Stop Manually Sorting Your List In Python If Performance Is Concerned

At least for myself, most of the time when I code using Python, I am dealing with collection types. That includes the native Python List, Set, and Dictionary, as well as some third-party collection types such as Numpy Array and Tensorflow tensors. The latter are usually much faster because they are implemented using CPython or whatever C-related extensions.
However, sometimes it is too overwhelming to use them. Especially when we are developing an application that is irrelevant to Data Science, these libraries might be bulky to be involved just for better performance.
In this article, I'll introduce a library called Sorted Containers, which provides the best practice when a sorted collection type is needed. I'll cover the two major types from this library: Sorted List and Sorted Set. I will give some real-world examples to make it easier to understand.
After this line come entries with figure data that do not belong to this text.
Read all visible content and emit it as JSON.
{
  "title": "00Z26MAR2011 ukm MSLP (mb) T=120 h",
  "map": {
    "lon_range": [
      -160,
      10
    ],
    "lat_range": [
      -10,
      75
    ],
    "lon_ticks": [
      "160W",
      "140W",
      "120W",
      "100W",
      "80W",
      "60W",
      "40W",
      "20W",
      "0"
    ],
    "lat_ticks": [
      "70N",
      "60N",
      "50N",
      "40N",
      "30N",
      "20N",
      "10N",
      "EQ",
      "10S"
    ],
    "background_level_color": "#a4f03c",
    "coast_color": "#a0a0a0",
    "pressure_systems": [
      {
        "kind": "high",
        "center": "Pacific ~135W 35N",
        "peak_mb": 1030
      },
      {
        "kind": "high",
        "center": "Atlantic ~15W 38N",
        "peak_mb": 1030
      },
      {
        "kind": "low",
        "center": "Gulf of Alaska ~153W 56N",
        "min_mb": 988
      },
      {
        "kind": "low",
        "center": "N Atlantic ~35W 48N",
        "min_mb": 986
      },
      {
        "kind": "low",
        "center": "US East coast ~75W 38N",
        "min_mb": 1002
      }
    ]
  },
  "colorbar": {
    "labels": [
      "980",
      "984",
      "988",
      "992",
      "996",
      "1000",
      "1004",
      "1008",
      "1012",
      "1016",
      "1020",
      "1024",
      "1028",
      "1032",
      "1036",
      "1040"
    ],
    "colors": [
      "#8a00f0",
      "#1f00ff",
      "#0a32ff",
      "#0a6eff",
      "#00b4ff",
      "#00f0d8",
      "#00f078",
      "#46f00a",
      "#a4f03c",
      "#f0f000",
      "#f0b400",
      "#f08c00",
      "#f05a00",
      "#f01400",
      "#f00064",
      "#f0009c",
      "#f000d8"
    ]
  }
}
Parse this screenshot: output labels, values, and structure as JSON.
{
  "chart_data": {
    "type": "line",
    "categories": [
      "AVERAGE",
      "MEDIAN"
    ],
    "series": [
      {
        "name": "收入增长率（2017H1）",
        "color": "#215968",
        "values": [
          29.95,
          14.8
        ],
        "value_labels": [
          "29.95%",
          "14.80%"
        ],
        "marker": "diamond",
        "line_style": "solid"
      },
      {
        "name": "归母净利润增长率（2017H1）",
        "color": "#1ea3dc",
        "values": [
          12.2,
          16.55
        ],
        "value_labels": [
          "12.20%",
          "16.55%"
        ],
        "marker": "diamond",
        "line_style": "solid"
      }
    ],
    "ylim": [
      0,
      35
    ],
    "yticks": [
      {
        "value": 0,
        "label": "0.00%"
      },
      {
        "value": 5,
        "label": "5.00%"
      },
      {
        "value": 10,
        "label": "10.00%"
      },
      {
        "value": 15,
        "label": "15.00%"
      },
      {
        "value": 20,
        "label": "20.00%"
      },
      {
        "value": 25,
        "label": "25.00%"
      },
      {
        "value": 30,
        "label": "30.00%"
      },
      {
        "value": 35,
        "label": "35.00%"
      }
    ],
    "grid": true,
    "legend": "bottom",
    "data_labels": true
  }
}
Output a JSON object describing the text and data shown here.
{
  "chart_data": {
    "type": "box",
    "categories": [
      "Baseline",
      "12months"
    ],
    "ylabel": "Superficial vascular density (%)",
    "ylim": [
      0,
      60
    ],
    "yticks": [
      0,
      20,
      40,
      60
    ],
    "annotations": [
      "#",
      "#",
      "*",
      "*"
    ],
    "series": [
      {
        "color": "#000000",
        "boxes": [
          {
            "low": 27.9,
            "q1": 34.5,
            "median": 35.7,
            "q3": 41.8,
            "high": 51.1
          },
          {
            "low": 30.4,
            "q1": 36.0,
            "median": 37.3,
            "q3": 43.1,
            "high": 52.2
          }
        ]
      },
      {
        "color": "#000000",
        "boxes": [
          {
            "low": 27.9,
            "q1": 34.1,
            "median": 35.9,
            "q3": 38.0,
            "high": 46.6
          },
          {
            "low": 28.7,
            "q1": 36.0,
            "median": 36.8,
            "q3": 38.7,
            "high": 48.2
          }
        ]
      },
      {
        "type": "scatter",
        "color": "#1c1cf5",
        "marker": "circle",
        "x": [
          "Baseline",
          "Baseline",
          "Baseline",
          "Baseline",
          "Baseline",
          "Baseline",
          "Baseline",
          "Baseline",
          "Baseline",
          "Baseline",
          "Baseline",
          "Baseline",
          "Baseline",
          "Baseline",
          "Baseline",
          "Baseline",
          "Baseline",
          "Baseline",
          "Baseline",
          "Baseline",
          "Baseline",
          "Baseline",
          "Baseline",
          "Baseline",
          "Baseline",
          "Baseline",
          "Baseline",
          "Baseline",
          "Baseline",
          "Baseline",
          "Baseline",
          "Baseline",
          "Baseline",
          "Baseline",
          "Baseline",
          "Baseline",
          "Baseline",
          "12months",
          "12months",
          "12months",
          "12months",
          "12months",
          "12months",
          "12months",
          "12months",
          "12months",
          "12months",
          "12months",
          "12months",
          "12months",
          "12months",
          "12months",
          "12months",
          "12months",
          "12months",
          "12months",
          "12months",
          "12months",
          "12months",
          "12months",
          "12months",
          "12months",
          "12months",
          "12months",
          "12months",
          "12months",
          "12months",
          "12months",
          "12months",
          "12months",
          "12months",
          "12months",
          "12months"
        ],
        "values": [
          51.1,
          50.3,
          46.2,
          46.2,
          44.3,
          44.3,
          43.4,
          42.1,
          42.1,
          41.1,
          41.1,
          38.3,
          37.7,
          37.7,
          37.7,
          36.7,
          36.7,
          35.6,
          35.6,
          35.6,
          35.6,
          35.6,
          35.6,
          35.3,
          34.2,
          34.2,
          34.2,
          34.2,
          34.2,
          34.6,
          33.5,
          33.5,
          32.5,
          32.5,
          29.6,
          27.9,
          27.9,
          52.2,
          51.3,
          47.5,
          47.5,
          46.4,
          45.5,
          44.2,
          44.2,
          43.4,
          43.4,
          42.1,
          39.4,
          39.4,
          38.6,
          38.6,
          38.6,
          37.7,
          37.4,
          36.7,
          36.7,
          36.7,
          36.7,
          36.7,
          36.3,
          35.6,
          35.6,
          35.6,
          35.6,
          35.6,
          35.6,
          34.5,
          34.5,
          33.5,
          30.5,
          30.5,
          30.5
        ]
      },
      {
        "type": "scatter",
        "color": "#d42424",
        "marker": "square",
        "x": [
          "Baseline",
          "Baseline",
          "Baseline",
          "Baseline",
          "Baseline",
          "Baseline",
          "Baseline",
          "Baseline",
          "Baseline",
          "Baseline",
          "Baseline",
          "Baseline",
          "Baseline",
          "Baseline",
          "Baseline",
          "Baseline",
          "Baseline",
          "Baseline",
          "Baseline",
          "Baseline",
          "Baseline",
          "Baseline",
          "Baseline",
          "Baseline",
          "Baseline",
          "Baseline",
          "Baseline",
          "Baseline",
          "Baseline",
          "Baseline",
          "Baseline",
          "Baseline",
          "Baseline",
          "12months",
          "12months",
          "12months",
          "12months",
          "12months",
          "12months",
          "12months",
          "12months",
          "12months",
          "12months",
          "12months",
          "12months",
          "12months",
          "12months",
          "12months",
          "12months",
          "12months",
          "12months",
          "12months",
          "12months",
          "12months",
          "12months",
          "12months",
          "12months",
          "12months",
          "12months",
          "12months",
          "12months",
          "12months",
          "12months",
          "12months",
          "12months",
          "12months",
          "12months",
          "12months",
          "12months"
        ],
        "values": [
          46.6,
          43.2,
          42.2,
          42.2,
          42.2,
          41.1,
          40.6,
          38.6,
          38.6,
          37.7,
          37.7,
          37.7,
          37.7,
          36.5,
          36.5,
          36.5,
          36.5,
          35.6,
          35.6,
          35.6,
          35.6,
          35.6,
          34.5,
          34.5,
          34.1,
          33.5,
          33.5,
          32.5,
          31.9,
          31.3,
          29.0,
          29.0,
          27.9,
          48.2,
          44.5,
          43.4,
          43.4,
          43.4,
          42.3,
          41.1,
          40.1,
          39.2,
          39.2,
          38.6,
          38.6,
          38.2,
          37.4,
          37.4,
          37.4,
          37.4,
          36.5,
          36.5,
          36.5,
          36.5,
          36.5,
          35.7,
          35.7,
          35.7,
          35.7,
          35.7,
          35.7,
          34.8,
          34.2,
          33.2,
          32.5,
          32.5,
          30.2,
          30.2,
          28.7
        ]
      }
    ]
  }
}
Before everything, make sure you've installed the library using pip
.
pip install sortedcontainers
1. Sorted List – Real-Time Leaderboards

1.1 Plain Python Code Implementation
As mentioned, I'll use some real use cases to demonstrate the library rather than repeat the documentation.
Suppose we are developing a process that maintains a list of users with their scores. Whatever the score is about, it could be a game or something else.
Let's implement this feature without the Sorted Container to see what it looks like. Before everything, we need to create an existing list with names and scores in tuples.
Python">leaderboard = [('Alice', 50), ('Bob', 40), ('Chris', 60)]
Now, let's write a function to add a new name and score.
def add_score_plain(leaderboard, player, score):
leaderboard.append((player, score))
leaderboard.sort(key=lambda x: x[1], reverse=True)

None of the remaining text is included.